Recap of Sun. Talks Shows on Fight Against ISIS
Republican presidential candidates touted their foreign policy credentials and offered their approach as how to defeat the growing threat of ISIS in the aftermath of the terrorist attacks in Paris Friday night.
Marco Rubio expanded on the need to motivate the Sunni allies in the Gulf region to take the lead of the fight while conducting special operations in Syria. Lindsey Graham, however, called on the administration to up the military campaign in Syria to prevent another 9/11 that’s on the way. Jeb Bush said the U.S. first needs a strategy, one that the administration is lacking. He also suggested that the Paris attacks would benefit candidates like him who are viewed as best suited to serve as commander in chief in these challenging times.

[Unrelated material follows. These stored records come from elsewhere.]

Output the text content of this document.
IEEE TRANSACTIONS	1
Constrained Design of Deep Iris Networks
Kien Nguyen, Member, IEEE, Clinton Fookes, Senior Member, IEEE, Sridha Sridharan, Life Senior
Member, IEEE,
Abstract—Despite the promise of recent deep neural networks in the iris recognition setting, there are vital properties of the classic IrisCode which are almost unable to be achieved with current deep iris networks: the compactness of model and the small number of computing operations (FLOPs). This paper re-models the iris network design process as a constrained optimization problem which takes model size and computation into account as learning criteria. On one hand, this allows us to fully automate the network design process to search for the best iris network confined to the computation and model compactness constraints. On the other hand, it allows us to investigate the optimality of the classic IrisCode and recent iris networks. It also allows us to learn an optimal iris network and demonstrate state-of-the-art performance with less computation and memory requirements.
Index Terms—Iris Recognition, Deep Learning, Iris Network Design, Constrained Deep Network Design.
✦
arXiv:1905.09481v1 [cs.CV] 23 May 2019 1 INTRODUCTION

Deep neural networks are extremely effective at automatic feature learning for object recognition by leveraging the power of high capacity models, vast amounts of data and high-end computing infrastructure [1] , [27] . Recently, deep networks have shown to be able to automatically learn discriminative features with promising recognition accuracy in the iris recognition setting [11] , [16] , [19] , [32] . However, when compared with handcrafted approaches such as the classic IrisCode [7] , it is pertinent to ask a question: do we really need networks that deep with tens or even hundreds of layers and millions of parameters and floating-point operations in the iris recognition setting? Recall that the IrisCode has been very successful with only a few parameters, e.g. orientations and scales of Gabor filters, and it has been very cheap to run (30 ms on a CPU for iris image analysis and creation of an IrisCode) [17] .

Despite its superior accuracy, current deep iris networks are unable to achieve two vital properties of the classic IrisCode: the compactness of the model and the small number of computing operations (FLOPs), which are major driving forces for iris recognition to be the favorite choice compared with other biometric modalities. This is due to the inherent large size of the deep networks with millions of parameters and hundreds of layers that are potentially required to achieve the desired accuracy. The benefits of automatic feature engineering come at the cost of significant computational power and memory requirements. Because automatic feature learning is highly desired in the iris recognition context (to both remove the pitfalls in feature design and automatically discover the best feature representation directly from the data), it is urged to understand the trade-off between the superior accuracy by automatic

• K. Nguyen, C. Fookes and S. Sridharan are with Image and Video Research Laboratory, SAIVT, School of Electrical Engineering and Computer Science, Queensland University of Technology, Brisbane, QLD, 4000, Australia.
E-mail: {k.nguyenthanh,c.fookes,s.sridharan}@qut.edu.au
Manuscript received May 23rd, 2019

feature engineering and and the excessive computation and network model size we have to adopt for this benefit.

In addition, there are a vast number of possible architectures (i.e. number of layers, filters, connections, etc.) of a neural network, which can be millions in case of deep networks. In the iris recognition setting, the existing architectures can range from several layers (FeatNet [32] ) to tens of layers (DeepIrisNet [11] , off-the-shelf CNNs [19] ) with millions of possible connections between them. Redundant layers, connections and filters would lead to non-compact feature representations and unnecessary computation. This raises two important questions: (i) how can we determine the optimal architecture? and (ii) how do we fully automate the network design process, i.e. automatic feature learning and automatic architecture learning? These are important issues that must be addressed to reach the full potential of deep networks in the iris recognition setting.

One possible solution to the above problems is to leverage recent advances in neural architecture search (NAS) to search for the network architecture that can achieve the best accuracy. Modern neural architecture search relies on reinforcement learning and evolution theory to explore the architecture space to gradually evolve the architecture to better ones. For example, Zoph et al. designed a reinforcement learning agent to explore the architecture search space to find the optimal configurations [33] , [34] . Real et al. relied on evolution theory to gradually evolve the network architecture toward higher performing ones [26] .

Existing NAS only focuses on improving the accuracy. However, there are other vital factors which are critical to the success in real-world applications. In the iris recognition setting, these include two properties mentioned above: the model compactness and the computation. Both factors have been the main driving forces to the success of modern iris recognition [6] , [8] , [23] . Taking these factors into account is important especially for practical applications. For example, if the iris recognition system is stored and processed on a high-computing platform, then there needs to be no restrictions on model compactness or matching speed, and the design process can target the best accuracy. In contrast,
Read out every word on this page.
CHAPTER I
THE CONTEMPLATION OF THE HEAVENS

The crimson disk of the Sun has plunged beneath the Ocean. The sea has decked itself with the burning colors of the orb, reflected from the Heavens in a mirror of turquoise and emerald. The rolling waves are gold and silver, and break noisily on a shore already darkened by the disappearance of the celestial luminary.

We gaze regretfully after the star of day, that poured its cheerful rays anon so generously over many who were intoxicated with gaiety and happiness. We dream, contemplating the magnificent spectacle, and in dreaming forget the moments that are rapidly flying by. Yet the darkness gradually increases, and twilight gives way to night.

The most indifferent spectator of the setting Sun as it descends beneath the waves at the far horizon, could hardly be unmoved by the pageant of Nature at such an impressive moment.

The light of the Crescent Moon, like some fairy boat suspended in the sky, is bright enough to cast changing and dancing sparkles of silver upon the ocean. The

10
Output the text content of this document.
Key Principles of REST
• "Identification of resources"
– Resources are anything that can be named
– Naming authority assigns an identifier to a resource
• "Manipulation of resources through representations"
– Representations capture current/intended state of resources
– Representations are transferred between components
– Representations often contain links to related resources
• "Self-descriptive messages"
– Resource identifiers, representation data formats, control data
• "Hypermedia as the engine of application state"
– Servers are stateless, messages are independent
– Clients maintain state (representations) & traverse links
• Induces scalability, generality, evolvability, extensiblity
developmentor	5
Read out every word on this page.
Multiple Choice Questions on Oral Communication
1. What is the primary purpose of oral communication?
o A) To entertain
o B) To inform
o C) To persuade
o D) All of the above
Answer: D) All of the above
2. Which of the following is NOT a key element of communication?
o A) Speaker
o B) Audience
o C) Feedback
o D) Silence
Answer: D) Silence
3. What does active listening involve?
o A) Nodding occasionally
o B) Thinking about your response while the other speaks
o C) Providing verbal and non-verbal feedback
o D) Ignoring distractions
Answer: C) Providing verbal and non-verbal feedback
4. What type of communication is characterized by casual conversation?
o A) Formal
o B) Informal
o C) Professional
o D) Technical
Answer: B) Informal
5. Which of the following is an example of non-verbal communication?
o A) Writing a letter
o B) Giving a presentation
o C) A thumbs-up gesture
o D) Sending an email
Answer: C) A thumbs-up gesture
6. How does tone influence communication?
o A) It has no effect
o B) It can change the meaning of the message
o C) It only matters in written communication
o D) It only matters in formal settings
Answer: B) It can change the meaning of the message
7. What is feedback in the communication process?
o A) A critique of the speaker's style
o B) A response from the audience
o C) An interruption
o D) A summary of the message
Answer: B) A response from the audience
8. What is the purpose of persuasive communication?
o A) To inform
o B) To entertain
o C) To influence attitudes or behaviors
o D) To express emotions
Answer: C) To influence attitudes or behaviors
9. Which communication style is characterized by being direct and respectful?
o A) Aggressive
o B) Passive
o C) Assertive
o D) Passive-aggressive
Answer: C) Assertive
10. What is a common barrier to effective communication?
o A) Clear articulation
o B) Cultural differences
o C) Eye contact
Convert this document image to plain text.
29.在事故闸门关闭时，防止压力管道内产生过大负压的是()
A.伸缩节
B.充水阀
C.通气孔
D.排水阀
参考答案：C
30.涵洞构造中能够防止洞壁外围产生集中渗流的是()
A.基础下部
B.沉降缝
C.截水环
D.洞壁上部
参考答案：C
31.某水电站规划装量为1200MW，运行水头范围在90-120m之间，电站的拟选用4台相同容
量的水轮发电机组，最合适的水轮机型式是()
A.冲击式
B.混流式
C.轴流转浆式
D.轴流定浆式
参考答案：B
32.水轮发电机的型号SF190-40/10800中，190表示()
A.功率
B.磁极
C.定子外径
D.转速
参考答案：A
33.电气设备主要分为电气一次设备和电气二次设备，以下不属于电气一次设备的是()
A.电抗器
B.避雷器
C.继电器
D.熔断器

Read excerpts of the candidates’ comments on the Sunday talks shows below:
Rubio on the U.S. military campaign against ISIS: “I think that we need to begin to work more closely, for example, with the Sunni tribes in Iraq who do not want to work under the thumb of the central government in Iraq. We also have to get our Sunni allies in the region more involved in this fight. The only way to ultimately defeat ISIS is for them to be defeated ideologically and militarily, by Sunnis themselves… I also believe that we need to increase the number of special operators… conduct an increased number of special operations attacks, targeting ISIS leadership, and revealing that they are not invincible… Long-term, however, in the big picture, the only way to defeat ISIS militarily is for Sunnis themselves to be the bulkhead of the fight. But it will require us to do more in the short stage.” [ABC’s This Week]
Graham says U.S. needs to up offensive campaign against ISIS, Assad in Syria: “I believe the United States and the world needs to go on offense and stop the reason people have to leave Syria… The best thing the world could do for Syrian people is to create a safe haven within Syria, a no-fly zone. The best thing the United States could do to protect other homeland is go on offense, to form a regional army with the French involved that they’d like to be and go on the ground to destroy their caliphate… We’re going to fight ISIL in their backyard or we’re going to fight ISIL in our backyard. I choose to fight them in their backyard. I choose to fight them in Raqqa, not on the streets of the western capitals of the world or American cities. So, what would I do? I would form a regional army made of Arabs and Turkey and American forces would be part of that army. We’d go in on the ground in Syria. We’d pull the caliphate up by the roots and we would take back land held by ISIL and hold it until Syria repairs itself. That requires American boots on the ground in Syria and we need more American boots on the ground in Iraq if we’re going to protect the American homeland because they’re coming here if we don’t stop them there.”
— “There is a 9/11 coming — and it’s coming from Syria if we don’t disrupt their operations inside of Syria… I’m trying to protect America from another 9/11. And without American boots on the ground in Syria and Iraq, we’re going to get it here at home.” [CNN’s State of the Union]
Bush says we first need a strategy on Syria: “The president has admitted he does not have a strategy as it relates to ISIS. Hillary Clinton last night said that it’s not our fight. It is our fight. And without our leadership in building a coalition to destroy ISIS, it won’t happen. Creating a strategy means that we create a no-fly zone, create safe havens for the remnants of the Syrian Free Army to be built up… Both ISIS and Assad need to be taken out, which means that we need to have a concerted effort by Europe, the United States, with our leadership, and the Arab world to create an alternative to the brutality that exists, so that there could be disability.”
— on Hillary’s refusal to say radical Islam: “I know what Islamic terrorism is. And that’s what we are fighting with ISIS, al Qaeda, all of the other groups. And that’s what our focus should be on. This is not a question of religion. This is a political ideology that has co-opted a religion. And I think it’s more than acceptable just to call it for what it is and then organize an effort to destroy it… All I know is that she does not believe that this is our fight. This is a fight for Western civilization. We need to be all in on it.” [CNN’s State of the Union]
— Believes Paris attacks will change the state of the 2016 race: “I think as we get closer to the primaries, people are going to want to know who can sit behind the big desk. Who has the judgment and the temperament to lead this country? And if you listen to some of the candidates speaking about Syria, for example, they’re all over the map… The words that I hear them speaking give me some concern. I laid out a strategy two months ago at the Reagan Library, and its proper strategy I think to be able to destroy ISIS and to have change in the regime related to Assad so that there can be peace and security in the region, and lessening the threat to our own national security.” [NBC’s Meet the Press]
This is a partial recap. We will update this post as soon as we obtain more transcripts.